OEEU
- Founded: 1961
- Location: India;
- Members: 490
- Affiliations: CITU

= Otis Elevators Employees Union =

Trade union of elevator installers and repairers in India

The Otis Elevators Employees Union (OEEU) is a trade union of elevator installers and repairers at the Otis company's Indian subsidiary in Maharashtra state. OEEU was founded in 1961 and is affiliated with the Centre of Indian Trade Unions.

==History==
The OEEU was founded in 1961.

Throughout the 1980s, the Mumbai committee of OEEU had grown increasingly close with Otis management, until a group of militant young workers won the union elections in 1990.

In 1991, an increase in workplace accidents led to workers giving press interviews and forming an India-wide federation. In response, Otis stopped the payment of some wages and filed charges against workers.

In 1992, an Otis trainee died on the job due to orders to violate workplace safety protocols. OEEU organised protests in response, forcing the company to permanently take on 98 temporary workers and to stop their recruitment for permanent jobs. This had been a problem for several years at that point. In that year, Otis signed a bargaining agreement with rival union Bharatiya Kamgar Sena (BKS), giving management free hand. On February 2, 1994, BKS members attacked protesting workers inside the factory, after which Otis locked out all workers not willing to accept the bargaining agreement until the end of 1994. During the lockout, Otis increasingly employed unskilled contract workers to service maintenance contracts, leading to several accidents, including a fatal one, in 1994. During this time, OEEU organised temporary workers and workers coming from Mumbai's outskirts.
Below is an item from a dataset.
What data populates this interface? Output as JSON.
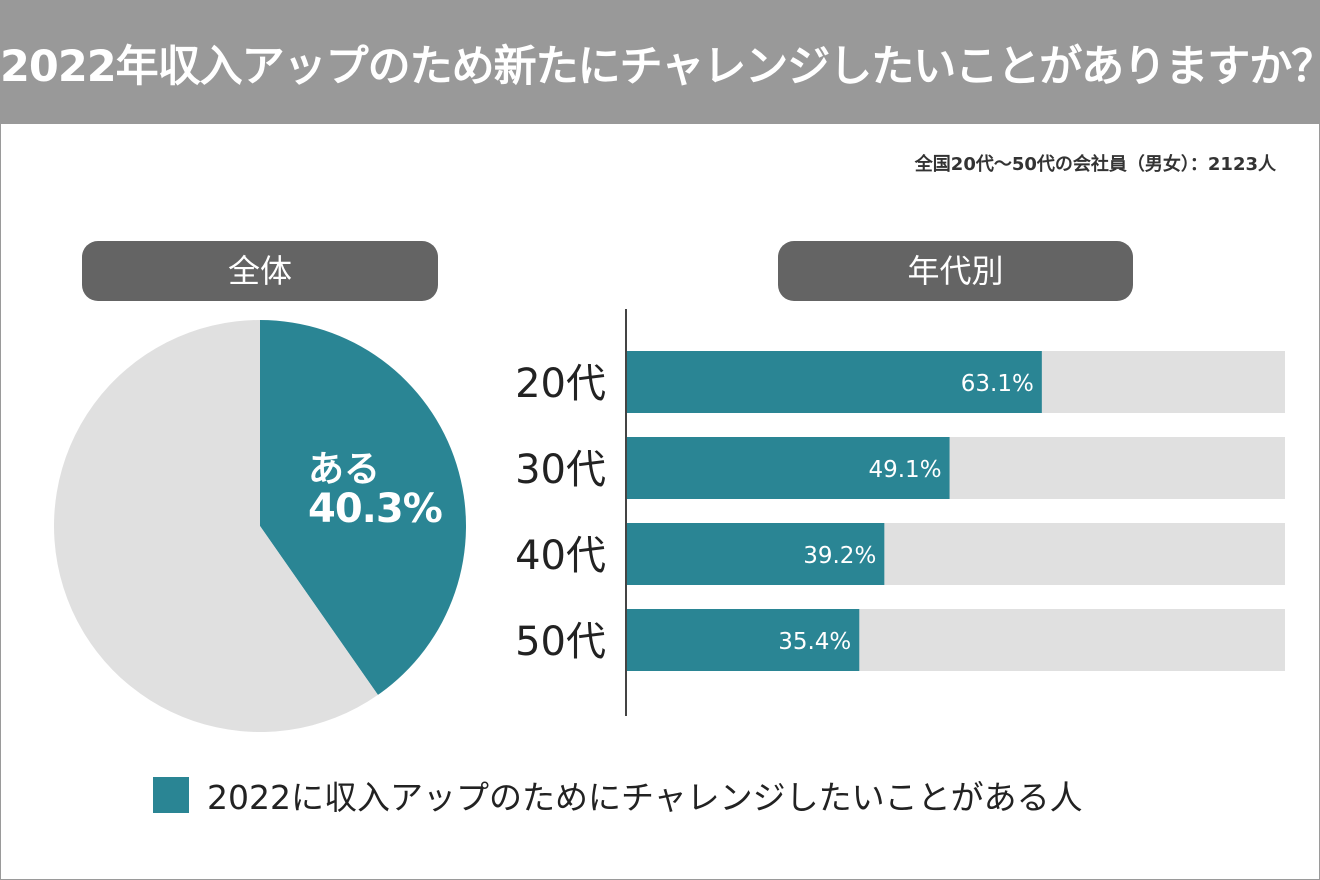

In 1998, two Otis workers died on the job in separate incidents in Mumbai. This led to a public discussion about the lack of safety training for contract workers at the company and an investigation by Lokhshahi Hakk Sanghatana, which demanded that company management should be prosecuted for their negligence. In another report from 2001, the organisation found that five Otis subcontractors had died on the job over the preceding two years.